Novel lipid-modifying therapies addressing unmet needs in cardiovascular disease

Abstract

Cardiovascular disease (CVD) remains a major cause of morbidity and mortality worldwide. Currently, it is well established that dyslipidemia is one of the major risk factors leading to the development of atherosclerosis and CVD. Statins remain the standard-of-care in the treatment of hypercholesterolemia and their use has significantly reduced cardiovascular morbidity and mortality. In addition, recent advances in lipid-modifying therapies, such as the development of proprotein convertase subtilisin/kexin type 9 inhibitors, have further improved cardiovascular outcomes in patients with hypercholesterolemia. However, despite significant progress in the treatment of dyslipidemia, there is still considerable residual risk of recurring cardiovascular events. Furthermore, in some cases, an effective therapy for the identified primary cause of a specific dyslipidemia has not been found up to date. Thus, a number of novel pharmacological interventions are under early human trials, targeting different molecular pathways of lipid formation, regulation and metabolism. This editorial aims to discuss the current clinical and scientific data on new promising lipid-modifying therapies addressing unmet needs in CVD, which may prove beneficial in the near future.
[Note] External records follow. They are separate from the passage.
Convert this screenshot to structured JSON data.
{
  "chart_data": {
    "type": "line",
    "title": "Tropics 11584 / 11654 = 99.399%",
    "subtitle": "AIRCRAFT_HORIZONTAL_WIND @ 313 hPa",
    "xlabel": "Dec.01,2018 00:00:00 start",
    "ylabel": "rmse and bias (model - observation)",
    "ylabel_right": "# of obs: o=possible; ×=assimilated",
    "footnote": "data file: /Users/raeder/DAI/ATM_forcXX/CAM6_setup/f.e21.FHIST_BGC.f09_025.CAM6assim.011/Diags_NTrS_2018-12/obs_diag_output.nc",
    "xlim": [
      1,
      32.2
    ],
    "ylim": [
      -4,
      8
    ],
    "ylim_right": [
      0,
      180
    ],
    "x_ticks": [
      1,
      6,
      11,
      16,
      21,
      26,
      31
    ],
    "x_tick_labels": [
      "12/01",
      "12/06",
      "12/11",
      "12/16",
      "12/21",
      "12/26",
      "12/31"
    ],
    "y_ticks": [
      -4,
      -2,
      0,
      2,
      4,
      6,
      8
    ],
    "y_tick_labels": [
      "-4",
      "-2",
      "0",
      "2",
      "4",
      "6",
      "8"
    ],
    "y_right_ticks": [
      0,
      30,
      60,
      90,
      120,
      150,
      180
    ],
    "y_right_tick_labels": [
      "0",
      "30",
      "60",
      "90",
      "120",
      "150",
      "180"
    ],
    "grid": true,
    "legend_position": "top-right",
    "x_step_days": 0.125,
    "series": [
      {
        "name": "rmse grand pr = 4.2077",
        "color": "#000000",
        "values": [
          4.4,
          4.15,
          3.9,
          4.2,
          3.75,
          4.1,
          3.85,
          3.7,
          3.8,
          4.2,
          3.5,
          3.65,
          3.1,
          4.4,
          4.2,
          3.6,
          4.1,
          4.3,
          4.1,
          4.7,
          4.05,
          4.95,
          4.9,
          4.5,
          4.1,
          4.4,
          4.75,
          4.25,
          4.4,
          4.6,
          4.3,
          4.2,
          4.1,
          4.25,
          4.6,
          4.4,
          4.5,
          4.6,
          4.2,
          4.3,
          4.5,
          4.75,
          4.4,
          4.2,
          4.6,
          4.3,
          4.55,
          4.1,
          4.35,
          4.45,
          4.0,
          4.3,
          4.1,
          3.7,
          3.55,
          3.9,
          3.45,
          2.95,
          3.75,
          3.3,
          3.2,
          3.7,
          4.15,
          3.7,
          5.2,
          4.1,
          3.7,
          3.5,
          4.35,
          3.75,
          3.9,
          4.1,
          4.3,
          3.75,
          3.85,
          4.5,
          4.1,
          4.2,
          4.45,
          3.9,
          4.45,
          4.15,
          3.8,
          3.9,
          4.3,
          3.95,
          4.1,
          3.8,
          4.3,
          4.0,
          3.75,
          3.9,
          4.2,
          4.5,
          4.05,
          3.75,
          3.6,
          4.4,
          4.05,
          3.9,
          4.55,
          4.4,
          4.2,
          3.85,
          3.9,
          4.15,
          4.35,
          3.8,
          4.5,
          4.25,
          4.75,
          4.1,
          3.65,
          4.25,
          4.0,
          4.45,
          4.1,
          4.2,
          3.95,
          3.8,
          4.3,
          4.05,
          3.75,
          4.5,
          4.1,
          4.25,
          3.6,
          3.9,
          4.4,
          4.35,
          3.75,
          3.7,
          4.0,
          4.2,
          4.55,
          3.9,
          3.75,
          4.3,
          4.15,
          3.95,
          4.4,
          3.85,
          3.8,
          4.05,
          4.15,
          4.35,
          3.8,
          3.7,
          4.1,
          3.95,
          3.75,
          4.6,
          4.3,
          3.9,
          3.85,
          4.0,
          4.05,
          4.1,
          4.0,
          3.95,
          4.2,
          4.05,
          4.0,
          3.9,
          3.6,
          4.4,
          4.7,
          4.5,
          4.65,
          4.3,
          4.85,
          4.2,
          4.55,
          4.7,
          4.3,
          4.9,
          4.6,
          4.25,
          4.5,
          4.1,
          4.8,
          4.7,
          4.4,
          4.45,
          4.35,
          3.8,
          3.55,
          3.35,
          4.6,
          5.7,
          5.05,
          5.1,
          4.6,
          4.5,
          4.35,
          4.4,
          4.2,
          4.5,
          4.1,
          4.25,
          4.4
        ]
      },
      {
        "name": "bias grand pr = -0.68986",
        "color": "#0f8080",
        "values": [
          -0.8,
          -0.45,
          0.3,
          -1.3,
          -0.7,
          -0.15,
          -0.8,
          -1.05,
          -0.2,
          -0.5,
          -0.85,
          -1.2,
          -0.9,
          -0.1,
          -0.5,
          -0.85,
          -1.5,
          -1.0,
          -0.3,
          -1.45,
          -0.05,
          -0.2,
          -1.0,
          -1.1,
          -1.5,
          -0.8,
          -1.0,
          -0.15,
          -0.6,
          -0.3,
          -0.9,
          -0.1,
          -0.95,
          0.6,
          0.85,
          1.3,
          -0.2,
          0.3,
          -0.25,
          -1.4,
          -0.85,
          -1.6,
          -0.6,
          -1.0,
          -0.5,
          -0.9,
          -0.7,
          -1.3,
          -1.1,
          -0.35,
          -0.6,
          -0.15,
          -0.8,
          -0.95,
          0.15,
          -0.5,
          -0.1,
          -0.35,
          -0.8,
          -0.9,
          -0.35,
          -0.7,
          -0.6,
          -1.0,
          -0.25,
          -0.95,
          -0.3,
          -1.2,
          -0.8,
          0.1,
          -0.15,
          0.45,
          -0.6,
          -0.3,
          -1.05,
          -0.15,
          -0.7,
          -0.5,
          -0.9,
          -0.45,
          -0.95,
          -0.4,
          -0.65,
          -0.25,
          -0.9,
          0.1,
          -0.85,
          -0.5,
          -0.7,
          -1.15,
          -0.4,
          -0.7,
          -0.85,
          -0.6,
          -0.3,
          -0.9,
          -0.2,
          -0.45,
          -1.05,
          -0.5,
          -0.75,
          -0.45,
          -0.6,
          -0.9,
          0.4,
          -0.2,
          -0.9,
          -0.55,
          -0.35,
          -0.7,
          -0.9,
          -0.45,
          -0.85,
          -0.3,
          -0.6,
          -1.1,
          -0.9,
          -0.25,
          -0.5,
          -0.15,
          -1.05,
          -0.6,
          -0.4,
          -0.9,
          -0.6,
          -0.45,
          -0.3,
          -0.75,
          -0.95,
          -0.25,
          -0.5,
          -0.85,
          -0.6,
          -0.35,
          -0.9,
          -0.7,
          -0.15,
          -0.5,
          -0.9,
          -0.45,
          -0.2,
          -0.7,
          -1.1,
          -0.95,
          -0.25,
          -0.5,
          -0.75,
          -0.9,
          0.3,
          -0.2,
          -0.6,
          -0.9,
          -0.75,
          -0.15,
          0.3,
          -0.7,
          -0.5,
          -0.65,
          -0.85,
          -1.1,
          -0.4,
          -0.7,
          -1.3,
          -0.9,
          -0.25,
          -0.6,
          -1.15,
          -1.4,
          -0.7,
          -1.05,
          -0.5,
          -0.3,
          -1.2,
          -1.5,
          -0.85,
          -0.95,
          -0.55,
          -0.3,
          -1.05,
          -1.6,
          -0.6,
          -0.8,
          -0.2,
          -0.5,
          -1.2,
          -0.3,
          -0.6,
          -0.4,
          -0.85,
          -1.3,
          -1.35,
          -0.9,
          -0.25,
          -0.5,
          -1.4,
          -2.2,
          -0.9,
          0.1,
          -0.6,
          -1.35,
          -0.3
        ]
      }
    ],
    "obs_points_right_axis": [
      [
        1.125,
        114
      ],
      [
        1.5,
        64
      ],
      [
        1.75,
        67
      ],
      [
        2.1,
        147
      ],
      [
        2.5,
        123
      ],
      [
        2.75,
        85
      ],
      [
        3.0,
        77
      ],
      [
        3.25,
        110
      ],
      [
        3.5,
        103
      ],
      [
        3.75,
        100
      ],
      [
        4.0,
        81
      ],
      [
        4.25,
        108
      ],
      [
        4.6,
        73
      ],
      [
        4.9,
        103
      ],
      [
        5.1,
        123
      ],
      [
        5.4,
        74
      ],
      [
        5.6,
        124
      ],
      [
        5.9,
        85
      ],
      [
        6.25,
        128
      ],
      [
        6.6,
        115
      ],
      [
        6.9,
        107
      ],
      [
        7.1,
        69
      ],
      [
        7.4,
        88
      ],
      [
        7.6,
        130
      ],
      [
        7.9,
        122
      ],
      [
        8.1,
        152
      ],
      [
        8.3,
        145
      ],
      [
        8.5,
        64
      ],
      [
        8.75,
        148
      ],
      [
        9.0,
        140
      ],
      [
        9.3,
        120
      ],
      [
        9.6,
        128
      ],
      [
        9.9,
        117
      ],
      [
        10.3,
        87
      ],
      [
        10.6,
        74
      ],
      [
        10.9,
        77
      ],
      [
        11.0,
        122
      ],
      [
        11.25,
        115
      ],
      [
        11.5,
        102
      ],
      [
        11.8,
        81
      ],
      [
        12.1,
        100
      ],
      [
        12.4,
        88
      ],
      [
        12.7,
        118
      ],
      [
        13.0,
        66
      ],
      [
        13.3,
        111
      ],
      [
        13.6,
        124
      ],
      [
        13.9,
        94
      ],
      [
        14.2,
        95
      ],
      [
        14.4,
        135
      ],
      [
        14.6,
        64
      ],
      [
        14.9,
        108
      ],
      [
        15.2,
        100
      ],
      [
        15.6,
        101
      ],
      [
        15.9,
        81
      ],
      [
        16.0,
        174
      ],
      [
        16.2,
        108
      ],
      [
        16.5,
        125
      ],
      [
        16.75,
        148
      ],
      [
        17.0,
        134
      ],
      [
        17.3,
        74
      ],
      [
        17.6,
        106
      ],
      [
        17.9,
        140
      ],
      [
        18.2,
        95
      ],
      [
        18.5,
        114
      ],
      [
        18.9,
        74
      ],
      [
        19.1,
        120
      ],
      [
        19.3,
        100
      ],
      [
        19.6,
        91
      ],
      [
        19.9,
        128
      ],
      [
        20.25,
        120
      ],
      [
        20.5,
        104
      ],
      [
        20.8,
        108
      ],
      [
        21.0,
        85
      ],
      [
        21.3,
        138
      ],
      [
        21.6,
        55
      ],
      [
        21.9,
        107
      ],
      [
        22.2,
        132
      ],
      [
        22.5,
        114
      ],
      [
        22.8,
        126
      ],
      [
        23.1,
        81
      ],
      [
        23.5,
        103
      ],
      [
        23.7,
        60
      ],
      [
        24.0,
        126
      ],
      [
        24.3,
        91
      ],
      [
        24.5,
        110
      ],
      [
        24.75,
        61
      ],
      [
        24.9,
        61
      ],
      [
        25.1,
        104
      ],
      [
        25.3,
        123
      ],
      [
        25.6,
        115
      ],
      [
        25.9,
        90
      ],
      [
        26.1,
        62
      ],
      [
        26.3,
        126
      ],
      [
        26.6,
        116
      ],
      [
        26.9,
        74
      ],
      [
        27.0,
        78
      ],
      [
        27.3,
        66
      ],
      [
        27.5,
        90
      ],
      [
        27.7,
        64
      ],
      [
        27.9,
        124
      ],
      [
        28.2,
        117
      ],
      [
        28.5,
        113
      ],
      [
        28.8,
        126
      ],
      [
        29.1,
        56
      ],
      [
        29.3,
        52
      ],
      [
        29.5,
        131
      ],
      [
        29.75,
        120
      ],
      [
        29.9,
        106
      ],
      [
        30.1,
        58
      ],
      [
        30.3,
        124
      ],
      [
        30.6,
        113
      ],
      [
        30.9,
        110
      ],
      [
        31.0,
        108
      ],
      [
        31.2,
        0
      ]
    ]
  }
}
Keywords: Cardiovascular disease; Dyslipidemia; Lipid-modifying therapies.

Figure 1

Molecular pathways of action and effects of novel lipid-modifying therapies addressing unmet needs in cardiovascular disease. siRNA: Small interfering RNA; ACL: Adenosine triphosphate-citrate lyase; AMPK: Adenosine monophosphate-activated protein kinase; PPARs: Peroxisome proliferator-activated receptors; Apo: Apolipoprotein; ASO: Antisense oligonucleotide; PCSK9: Proprotein convertase subtilisin/kexin type 9; HMG-CoA: 3-hydroxy-3-methylglutaryl-CoA; Lp(a): Lipoprotein (a); LXRs: Liver X receptors; LDL-C: Low-density lipoprotein cholesterol; CEC: Cholesterol efflux capacity.